V&A XI: Adam Jacot (Captain), Tom Bird, Shaun Chande, Christiaan Jonkers, Christie Kulasingham, Chris Mounsey-Thear, Lachlan Nieboer, Alex Pitlarge, David Pitlarge, Tom Pritchard-Gordon and Rob Taylor
Royal Household CC 214-2 (41 overs) (T Mellor 100 not out, A Hawkesworth 100), The V & A 30 (Mandip Sohi 5-3).
Forgettable or unforgettable? That is the question. How long will this loom large? How long will it hurt? What will those who didn’t play make of this, the most feeble of responses on record from a V+A batting X1? How will some of you, grandfathers to be, pass this down? One compensation for recording such a match is the range of adjectives justifiably on offer: from dire to diabolical.

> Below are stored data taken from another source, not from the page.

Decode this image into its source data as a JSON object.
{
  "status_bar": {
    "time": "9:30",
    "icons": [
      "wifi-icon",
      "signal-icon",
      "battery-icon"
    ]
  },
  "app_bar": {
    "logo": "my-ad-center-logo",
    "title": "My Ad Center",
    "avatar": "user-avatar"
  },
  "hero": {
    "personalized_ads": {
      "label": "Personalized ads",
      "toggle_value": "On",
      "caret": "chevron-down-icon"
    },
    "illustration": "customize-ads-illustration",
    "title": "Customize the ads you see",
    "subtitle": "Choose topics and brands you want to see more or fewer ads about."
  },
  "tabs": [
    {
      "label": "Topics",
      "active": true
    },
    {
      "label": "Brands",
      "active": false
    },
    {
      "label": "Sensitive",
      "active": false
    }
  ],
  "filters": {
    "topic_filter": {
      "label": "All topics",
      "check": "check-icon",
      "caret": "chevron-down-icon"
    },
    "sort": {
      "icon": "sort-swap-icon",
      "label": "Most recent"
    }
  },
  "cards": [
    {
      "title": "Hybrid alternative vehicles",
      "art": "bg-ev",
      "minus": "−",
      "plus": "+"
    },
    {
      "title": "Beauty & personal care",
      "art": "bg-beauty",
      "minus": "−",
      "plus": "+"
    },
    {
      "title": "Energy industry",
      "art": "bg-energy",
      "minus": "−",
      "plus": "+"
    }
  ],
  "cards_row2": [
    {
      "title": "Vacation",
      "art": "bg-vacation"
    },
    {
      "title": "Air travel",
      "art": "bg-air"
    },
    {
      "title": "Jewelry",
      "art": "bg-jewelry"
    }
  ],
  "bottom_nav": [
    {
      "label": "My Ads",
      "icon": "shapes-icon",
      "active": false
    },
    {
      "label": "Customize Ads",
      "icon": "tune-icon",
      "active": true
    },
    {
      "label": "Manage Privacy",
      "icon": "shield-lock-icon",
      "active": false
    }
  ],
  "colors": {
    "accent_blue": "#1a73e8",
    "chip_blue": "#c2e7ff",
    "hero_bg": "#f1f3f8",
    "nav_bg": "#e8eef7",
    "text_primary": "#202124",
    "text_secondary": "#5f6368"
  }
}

It was October and so a bonus game. I remember playing when September meant mud on the boots and leaves on the spikes. But today the sun even shone: physically at least. It all seemed idyllic and, once endless admin allowed us past the gunmen gatemen, we were soon all safely secluded in our security bubble. How glorious a setting. Regal naturally. What expanse of parkland with ordered avenues; with groomed horses roaming with beauty within wooden fences free of fracture and with a cooling breeze tickling the many leaves of the many trees. Here was our Sunday stage on which to play out the farewell fixture of this year’s beloved game.
We all, do we not, play in part for the beauty of the setting to settle us into our weekend unwinding. We have all, and after all, been seduced by Stonor. In part too we play to put on the surreal whites and ‘do’ cricket and in part we gather to waffle in bottomless banter.
No time for waffle here or at the game. Time was of the essence: punctuality demanded of us as guests, and daylight insistent on the tight schedule of a ‘time game’. The pitch was sunken and slow and we were generously allowed to put them in. Perhaps they spotted our lack of communal kit and personal coffins carrying a choice of bats and thought that was the way to stretch the game. They were wise and right. All thoroughly thought through.
But actually, let’s hear something for the V+A. We bowled in a manner that suggested we had the upper hand. Lachlan was extremely unlucky, beating the bat regularly in his ten overs, and came away with very tidy figures of 0-19. A spell cast successfully over any confidence on their part. Likewise Tom P-G, who is a class act, and Christi, the silent assassin, denied them any ascendancy and troubled them constantly with their subtle variety and niggardly line and length. It was very hard, as captain, to take them off.
When you read that both openers got centuries, you could easily feel we were being hammered. (That came later!). These weren’t crafted innings. They never really got going or accelerated. They were never ‘in’. They got there sharing 4 an over for 40 overs by occasionally utilising the cheap runs on offer from one shortened boundary. But the luck they rode and with pluck they ploughed on till tea until Jonkers, who has the enviable habit of never ceasing to take wickets, finally mopping up the two to fall. It did feel good to break the partnership. Ridiculously relieving. I remember stumps on day 1 of the Lords’ Ashes in 1996 when Marsh and Taylor walked off unbeaten with over 300 on the board. 30 years ago and a mere spectator but it was unforgettable.
Forgettable however is our batting scorecard. It doesn’t warrant reading. I could name all X1 of our batsmen but to what avail? Nicky, having kindly umpired the whole innings, stayed on after tea as though solely to watch Shaun Chande’s innings who was shortly to become the first victim. They had two capable bowlers one a quick from the bottom end the other a spinner from the top end. They had a field day, reaping 9 of our wickets some by their bowling but others by our shocking ‘shot selection’. We seemed a spent force as though 40 overs without a break or a speech from our president was too foreign a prospect. We left without much ‘after chat’ with our tail between our legs, our egos still intact. Chastened but at charity box status.